Fig. 6. Neurite outgrowth is mediated by the PDZ domains of SALMs

Primary hippocampal neurons (DIV4) were co-transfected with GFP and myc-SALM1ΔPDZ, myc-SALM2ΔPDZ, SALM3ΔPDZ, or pcDNA 3.1⁺ vector (control). Immunostaining was performed 48 hours later, and neurite outgrowth was analyzed using Metamorph. A, Representative examples of transfected neurons. Transfection of myc-SALM1ΔPDZ, myc-SALM2ΔPDZ, or SALM3ΔPDZ do not promote increases in total outgrowth (B), mean process length (C), number of branches (D), or the number of processes (E). (n=10, values shown are mean +/− SEM, and analyzed by one-way ANOVA, *p<0.05. Scale bar, 100 µm.)

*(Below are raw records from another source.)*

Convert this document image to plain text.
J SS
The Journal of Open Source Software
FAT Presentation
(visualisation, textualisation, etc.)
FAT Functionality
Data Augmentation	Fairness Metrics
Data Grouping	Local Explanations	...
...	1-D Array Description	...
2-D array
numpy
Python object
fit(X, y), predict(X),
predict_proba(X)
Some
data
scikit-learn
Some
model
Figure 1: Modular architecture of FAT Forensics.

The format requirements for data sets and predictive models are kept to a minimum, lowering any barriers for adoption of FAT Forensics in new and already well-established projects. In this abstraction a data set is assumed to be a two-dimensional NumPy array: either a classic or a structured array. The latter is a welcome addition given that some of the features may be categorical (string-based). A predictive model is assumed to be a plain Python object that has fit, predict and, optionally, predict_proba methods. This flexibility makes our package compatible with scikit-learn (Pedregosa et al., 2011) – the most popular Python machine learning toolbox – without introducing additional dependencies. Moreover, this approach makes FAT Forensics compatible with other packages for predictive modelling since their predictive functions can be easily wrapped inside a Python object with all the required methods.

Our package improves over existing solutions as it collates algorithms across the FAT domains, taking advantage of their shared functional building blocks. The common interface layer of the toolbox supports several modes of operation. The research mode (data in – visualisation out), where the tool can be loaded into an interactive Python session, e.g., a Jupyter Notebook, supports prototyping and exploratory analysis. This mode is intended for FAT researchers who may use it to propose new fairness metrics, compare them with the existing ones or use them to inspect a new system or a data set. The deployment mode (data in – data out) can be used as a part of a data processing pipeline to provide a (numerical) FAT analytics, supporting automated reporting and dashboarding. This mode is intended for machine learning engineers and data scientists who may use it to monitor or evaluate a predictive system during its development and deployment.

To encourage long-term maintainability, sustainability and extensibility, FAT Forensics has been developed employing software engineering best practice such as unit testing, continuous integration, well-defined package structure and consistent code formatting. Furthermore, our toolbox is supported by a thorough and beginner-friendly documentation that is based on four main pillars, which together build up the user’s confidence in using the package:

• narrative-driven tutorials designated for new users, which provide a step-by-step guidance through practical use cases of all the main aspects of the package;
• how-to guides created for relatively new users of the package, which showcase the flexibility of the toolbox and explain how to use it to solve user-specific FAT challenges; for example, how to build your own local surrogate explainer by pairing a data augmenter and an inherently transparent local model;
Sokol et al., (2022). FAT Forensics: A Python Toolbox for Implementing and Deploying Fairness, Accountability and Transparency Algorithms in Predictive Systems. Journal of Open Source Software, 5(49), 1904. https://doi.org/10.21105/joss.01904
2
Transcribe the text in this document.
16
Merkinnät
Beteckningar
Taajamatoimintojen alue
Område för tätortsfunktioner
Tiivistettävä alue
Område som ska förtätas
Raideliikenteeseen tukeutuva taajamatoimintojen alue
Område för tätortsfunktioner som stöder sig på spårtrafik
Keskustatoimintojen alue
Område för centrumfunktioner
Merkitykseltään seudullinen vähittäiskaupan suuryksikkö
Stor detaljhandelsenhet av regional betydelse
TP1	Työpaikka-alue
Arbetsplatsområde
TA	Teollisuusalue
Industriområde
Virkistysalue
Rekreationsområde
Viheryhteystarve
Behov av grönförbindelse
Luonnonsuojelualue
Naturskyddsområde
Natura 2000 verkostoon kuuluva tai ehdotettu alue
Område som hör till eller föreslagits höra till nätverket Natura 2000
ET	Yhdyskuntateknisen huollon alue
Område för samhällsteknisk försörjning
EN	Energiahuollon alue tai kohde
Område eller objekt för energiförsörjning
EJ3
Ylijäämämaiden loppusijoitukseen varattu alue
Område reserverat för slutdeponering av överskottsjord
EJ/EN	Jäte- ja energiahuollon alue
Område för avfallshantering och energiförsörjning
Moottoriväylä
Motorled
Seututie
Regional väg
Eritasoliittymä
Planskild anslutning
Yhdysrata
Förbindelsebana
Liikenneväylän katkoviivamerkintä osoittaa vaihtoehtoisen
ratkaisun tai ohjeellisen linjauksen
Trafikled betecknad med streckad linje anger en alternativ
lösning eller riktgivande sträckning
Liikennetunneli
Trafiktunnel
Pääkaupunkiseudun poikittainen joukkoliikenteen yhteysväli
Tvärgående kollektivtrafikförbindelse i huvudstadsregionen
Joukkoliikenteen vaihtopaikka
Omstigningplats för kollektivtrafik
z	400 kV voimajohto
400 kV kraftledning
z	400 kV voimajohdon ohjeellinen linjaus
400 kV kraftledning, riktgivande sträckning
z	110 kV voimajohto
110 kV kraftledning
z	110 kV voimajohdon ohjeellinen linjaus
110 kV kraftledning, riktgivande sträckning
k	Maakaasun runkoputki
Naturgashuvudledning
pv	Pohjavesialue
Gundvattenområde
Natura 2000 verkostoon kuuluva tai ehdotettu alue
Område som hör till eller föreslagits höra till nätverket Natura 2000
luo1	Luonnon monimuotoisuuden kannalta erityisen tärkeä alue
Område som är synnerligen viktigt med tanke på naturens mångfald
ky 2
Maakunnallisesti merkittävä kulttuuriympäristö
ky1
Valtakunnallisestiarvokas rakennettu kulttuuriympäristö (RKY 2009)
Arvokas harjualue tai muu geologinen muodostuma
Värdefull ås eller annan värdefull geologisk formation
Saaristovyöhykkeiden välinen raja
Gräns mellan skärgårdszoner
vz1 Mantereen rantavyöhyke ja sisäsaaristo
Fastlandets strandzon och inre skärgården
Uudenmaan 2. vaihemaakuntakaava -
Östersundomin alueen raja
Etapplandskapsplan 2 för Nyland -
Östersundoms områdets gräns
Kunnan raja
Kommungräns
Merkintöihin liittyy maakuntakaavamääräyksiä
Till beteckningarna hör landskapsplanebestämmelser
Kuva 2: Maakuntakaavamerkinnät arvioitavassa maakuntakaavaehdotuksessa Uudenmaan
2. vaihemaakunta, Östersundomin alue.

Fig. 7. Neurite outgrowth phenotype is determined by both the N-and C-termini of SALMs

We generated SALM2/SALM4 chimera constructs in which the N-termini and C-termini of SALM2 and SALM4 were switched. Myc-SALM2/4 contains the N-terminus of SALM2 and the C-terminus of SALM4, while HA-SALM4/2 contains the N-terminus of SALM4 and the C-terminus of SALM2. Chimera constructs were individually co-transfected with GFP at DIV4 and analyzed 48 hours later. A, Representative examples of pcDNA3.1⁺ (control) and chimera-transfected cells. Both Myc-SALM2/4 and HA-SALM4/2 exhibited increases in total outgrowth (B), but not mean process length (C), as compared to control. HA-SALM4/2 promoted increases in number of branches (D) and process number (E), as compared to both control and Myc-SALM2/4. The HA-SALM4/2-mediated increase in process number is similar in phenotype to the increase seen with SALM4, indicating that the N-terminus of SALM4 confers this property (n=10, values shown are mean +/− SEM, and analyzed by one-way ANOVA, * represents significance with respect to control, # represents significance with respect to other conditions, p<0.05. Scale bar, 100 µm).